Throughout our three-night stay, we were staggered by Robertson Small Hotel attentiveness, over and above “good service”. The thoughtful gestures cost nothing and required very little effort, yet created a priceless experience that has turned us into fervent ambassadors.
“Hospitality” is about taking “service” to the next (human delight) level. This wonderful experience marked a defining moment where I realised the difference between service – doing something in exchange for payment- and hospitality, how you make your customers feel.

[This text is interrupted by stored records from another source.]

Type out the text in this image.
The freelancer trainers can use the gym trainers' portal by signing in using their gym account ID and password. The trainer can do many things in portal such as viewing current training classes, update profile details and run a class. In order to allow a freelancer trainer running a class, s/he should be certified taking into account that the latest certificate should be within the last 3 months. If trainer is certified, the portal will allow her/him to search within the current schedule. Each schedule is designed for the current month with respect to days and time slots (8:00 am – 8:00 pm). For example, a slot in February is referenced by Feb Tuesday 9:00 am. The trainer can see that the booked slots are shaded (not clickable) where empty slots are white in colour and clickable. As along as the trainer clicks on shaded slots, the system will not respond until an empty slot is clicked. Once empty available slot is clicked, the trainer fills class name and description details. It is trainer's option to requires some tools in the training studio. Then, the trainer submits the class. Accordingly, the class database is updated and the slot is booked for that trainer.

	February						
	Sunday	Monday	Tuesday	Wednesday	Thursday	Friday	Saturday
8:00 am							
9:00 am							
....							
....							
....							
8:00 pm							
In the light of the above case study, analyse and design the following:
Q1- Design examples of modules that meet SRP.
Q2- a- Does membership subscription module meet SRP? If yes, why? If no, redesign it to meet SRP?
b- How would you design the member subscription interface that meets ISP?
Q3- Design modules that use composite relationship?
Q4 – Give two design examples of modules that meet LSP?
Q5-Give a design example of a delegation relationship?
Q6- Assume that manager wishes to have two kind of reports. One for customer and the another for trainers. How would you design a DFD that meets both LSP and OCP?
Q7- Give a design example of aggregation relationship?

‘Hospitality’ lies at the heart of our ethos
At Red & Yellow, our students (customers) are at the centre of everything we do. Being @more human” is the only antidote to a world of increasing automation. Just think of how insanely frustrated and helpless most call centres make you feel when a robotic voice either demands you “dial x” (yet none of the options match your query) or advises “you are number 46378 in the queue”, followed shortly by “your call is important to us” and schmaltzy music. When all you wanted was a human being to answer your questions.
Bringing it to life
Writing this article reminded me of the first course I coordinated at Red & Yellow. One of my UK-based students was going through a pretty tough time. After reading her email, and knowing how committed she was to the course, I knew that a written response, while easier, would be the equivalent of a cop-out. Instead, I scheduled a call and we had a good chat. For me, the phone call acted as a virtual hug, which said: “I know you’re going through a difficult patch, but you’ve come this far and you can do it. We’re here to see you cross that finish line!”
At the end of the 10-week course, Rachel wrote:
“Each time I posted a query on the Forum, I received a prompt and really helpful response. And phone calls with Sheetal made the learning experience more personal, and less remote. “
Rachel then went on to complete five courses with us! One simple human connection that made online learning more personable, supported the student and encouraged a life-long learning journey.
Another perfect example of how a small action that requires very little effort can make an enormous difference. We understand that online learning can seem isolating and daunting at times, which is why our Course Coordination team is obsessed with nurturing the customer relationship. Little things like reminder emails when assignments haven’t been submitted; friendly check-ins to see why one assignment was weaker than others; or impromptu “Hi, I just wanted to see how you’re doing” calls.
The ethos of hospitality pays off
This kind of genuine care cascades through everything we do. The reassurance of knowing that people (in an organisation) actually care about you (as an individual) is what makes our students return again and again. Just like Rachel. We all need to stop and think about how we can contribute to transforming ‘service’ into ‘hospitality’, and how simple human connections can take ‘pedestrian’ to ‘perfection’. As the world becomes more automated and tech-oriented and less personal, hospitality is what will set us apart from our competitors.
About the author: Sheetal Makhan is the Course Coordination Manager at Red & Yellow. She loves discovering productivity and organising hacks, long walks on Sea Point promenade, and deep conversations that feed her mind and soul.